Жоржи не договаривает фразы. У него возникла идея.

— В сороковых годах в Мозамбике проживало всего три тысячи белых. Теперь идиотов, считающих, что они лучше и выше всех лишь потому, что у них другой оттенок кожи, там целых двести тысяч! Это, скажу я, сродни диарее.

— Господи, не говори так!

— Пойми, хунта ограбила целое поколение, лишив людей образования. Если их оставить дома, они того и гляди свалят родное правительство. Вот народ и отправляют за море.

Жоржи допивает кофе. Вид у него вполне довольный.

— Я полагаю, эта речь будет посвящена роли женщин в освободительной борьбе?

Жоржи Каталайо бросает на меня кислый взгляд, замолкает и сосредоточенно размешивает в чашке кофейную гущу.

— Дьявол его знает, — вздыхает он. — Когда умер отец, мать сказала мне…

— Это не о женщинах, это о тебе.

Я загнал его в угол, насколько это было возможно.

— Нет, — отвечает он. — Не обо мне. Выслушай меня. Наши образованные мужчины не знают, что такое женщины. Они едва ли знают собственных матерей. Подобно мне, им рано пришлось покинуть родительский дом, чтобы пойти в школу. Под словом «покинуть» я имею в виду именно «покинуть», уехать из дома, иногда даже в другие края.

— И что? При чем здесь женщины?

Каталайо выдерживает мой взгляд и тихо отвечает:

— При том, что мы ненавидим их.

— Господи, ты это серьезно? Да они зубами вырвут твою печень. Те, у кого зубы еще остались.

— С какой стати мне отказываться от своих слов?

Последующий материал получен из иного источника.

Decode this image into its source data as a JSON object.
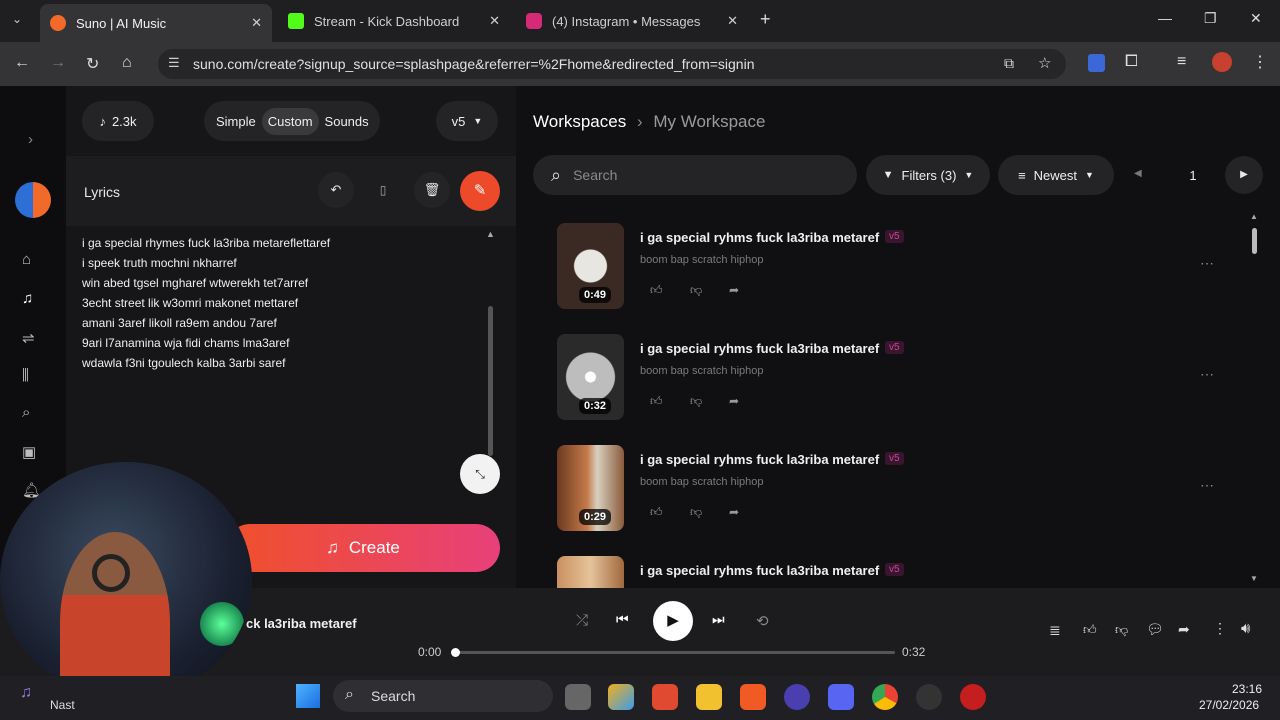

Так оно и есть. Мы ненавидим наших женщин. Мы все валим на них. Они для нас что-то вроде козла отпущения. Они символизируют то, чем мы могли стать сами, если бы не уехали. Саул, ты знаешь, что у меня есть подружка? Что она белая американка? Как по-твоему, зачем мне белая подружка, к тому же американка? Я знаю. Она знает. Мы же не дураки. Мы знаем зачем.